Cleaning and preparing data

Before research data can be shared, it must be prepared and documented. To make data interpretable and reliable, it should be accompanied by comprehensive documentation, including details on research methods, sampling procedures, and the coding or definition of variables.

The first step in this process is data cleaning, reviewing and correcting inconsistencies, errors, or incomplete entries. At the same time, researchers should assess the risk of disclosure by identifying any personal or sensitive information that could reveal the identity of participants.

Once the data have been cleaned and disclosure risks addressed, the accompanying metadata should be compiled and finalized to ensure that the dataset is complete, comprehensible, and ready for responsible sharing.

Metadata

Metadata is data about data that provides necessary information to understand, interpret and reuse a dataset. Well-described metadata also improves the searchability and discoverability of research data, helping it to be found and used by humans and machines.

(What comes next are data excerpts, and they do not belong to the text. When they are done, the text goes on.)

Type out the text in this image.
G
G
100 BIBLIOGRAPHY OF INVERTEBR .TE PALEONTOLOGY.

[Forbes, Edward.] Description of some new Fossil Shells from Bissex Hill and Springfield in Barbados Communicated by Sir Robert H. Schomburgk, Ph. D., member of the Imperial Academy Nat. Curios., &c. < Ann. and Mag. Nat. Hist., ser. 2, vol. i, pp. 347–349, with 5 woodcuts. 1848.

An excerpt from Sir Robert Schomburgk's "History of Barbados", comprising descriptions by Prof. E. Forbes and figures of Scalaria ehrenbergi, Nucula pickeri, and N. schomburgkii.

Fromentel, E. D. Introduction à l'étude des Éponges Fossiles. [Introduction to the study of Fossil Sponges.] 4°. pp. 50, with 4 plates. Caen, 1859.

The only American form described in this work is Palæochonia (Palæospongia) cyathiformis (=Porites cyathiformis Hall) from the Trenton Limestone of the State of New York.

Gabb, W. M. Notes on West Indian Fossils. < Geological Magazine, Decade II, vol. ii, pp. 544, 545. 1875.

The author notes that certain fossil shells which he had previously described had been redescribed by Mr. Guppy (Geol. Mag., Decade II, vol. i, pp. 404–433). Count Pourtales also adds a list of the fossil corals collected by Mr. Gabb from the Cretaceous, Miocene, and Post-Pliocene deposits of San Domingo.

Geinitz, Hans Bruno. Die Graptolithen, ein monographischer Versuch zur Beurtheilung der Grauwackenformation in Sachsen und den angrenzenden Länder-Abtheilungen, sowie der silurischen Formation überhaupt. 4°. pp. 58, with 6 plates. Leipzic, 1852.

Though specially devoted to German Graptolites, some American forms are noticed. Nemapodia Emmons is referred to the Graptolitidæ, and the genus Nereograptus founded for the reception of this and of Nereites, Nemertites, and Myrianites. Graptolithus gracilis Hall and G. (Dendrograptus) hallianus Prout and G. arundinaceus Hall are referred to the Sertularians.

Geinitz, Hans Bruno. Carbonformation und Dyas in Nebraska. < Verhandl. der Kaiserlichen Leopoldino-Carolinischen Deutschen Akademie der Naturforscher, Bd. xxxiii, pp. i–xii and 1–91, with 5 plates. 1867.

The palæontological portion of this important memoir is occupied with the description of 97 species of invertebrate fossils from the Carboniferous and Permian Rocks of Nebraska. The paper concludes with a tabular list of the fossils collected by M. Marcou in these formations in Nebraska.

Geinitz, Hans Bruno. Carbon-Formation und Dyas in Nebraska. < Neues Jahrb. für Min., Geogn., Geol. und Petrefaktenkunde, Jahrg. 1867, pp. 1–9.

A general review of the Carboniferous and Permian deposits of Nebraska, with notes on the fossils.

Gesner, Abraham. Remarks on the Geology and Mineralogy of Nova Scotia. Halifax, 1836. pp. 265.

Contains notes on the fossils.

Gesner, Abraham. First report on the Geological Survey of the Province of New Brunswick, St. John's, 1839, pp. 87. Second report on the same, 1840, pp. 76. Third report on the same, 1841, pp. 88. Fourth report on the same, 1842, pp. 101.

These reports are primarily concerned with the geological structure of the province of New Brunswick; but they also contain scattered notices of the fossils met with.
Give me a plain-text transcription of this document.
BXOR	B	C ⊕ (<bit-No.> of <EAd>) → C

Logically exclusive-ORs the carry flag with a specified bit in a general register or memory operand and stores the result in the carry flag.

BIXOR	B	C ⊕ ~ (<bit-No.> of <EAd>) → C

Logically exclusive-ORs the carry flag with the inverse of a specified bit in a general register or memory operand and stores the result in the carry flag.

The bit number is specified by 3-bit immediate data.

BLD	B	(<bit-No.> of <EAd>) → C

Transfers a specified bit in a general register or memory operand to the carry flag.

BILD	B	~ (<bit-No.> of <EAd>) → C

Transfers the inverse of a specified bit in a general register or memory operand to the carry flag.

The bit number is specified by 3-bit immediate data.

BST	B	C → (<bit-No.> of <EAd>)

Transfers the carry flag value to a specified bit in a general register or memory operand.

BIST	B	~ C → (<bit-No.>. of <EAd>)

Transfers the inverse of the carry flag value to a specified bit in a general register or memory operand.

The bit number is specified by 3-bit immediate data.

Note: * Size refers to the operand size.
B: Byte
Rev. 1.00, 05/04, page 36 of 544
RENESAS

Metadata typically includes details such as:

How and when the data were collected
The methods or instruments used
The context of the study
The license and access conditions governing data use.

According to the FAIR Principles, metadata should remain openly accessible even if the dataset itself is subject to access restrictions.

Metadata requirements for DATICE

When publishing data with DATICE, specific metadata elements must accompany each dataset. DATICE follows internationally recognized DDI 2.5 standards of the Data Documentation Initiative and the CESSDA Metadata Model (CMM).

An overview of the annotation of metadata required to deposit data with DATICE can be found here.

Checklist for cleaning and preparing data files

Before sharing or archiving a dataset, it is essential to ensure that the data are accurate, well-documented, and free of identifiable information. The following checklist can help researchers systematically review data files for quality, consistency, and reusability.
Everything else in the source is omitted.